Sur notre route en direction d’Alméria, des hectares de serres, dont beaucoup pour les tomates. Puis le décor change, semi-désertique et rocailleux, mais avec toujours beaucoup de culture, comme des petits oasis plantés çà et là. Vient suite la région des oliviers, à perte de vue. Nous approchons de Tabernas. Et une fois n’est pas coutume, nous visitons Fort Bravo.  Planté dans le désert de Tabernas, là ou de grands westerns ont été tournés, c’est aujourd’hui un décor avec spectacle pour les touristes. Patrick a failli finir en prison, mais le shérif et les demoiselles du saloon sont venus le libérer ! Quelques heures plus tard nous sommes aussi poussiéreux que pouvaient l’être les vrais cow-boys. Le vent soulève la poussière, les chevaux au galop n’arrangent pas la situation. Trouver un terrain de camping avec douche chaude ne sera pas du luxe.  On arrive au Camping La Garrofa, près d’Alméria. Douche chaude ok, mais pas de connexion Internet. On prépare les photos et le texte mais la mise à jour du blog … pour une autre fois.

Alméria

Mercredi 9, après un petit déjeuner partagé avec les nouvelles copines de Patrick (les tourterelles) … visite de la ville d’Alméria. Grand parking et pas cher pour garer Woki : Parking Muelle de Levante, près du port, face la grande Avenida Reina Regente. On a adoré se perdre dans les petites ruelles, les tags et un magnifique trompe-l’oeil avec des enfants jouant au cerf-volant. Nos pas (ou notre estomac) nous conduisent dans un petit bar à tapas : La Bambalina (padre Alfonso Torres), on déguste deux verres de vins accompagnés de tapas (gratuits) à base d’anchois et de poivron … la spécialité de la région.
On reprend la route vers Algéciras. La A7, autoroute qui longe les différentes Sierra. Le plus impressionnant, un tunnel à 4 voies de chaque côté perce la montagne.

Tout le long de la route, nous sommes surpris de voir des serres bâchées à pertes de vue, comme une grande mer de plastique blanc.
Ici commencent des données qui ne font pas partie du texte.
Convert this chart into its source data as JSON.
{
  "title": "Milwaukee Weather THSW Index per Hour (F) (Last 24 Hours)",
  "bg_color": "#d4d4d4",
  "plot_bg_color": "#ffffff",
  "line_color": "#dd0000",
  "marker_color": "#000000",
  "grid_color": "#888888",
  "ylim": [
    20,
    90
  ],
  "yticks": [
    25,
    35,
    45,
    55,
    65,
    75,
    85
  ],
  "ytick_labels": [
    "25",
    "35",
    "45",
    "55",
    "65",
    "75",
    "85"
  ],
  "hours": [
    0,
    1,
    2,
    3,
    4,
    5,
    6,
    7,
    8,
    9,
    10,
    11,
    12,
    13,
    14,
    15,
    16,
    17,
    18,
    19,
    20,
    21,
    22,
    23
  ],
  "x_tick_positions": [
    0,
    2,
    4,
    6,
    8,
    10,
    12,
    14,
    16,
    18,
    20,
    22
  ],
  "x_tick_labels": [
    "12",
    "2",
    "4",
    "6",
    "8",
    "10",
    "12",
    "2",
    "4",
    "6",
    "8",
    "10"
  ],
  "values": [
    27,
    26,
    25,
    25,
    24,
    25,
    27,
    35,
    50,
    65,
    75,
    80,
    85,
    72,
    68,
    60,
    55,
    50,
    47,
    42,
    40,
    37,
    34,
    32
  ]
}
Le sud de l’Andalousie s’est paré du titre de « jardin de l’Europe » et fournit la moitié des fruits et légumes consommés en UE. C’est la plus vaste concentration de serres au monde, près de 40 000 ha. Elles abritent une production de fruits et légumes. Le climat est ici désertique, alors les plants poussent sur un substrat artificiel à base de sable. Pour accéléré le rendement de ces cultures hors sol : engrais, pesticides et fongicides. 30 000 travailleurs saisonniers y travaillent dans des conditions difficiles, sous la chaleur des bâches en plastique. Ce territoire est devenu un véritable désastre écologique.

Nous arrivons sans encombre vers 22h à Los Barrios. L’avantage d’avoir une route correcte c’est que l’on peut rouler de nuit et profiter de la journée pour visiter.
Jeudi 10 novembre, ici il fait plus humide qu’à Alméria, et au lever du jour la température est déjà de 16°C. Nous prenons nos billets A/R à l’agence Gutierrez (200 euros avec un retour open, valable 1 an). Nous embarquerons sur la compagnie Acciona. En attendan, on va profiter de la journée pour visiter Gibraltar.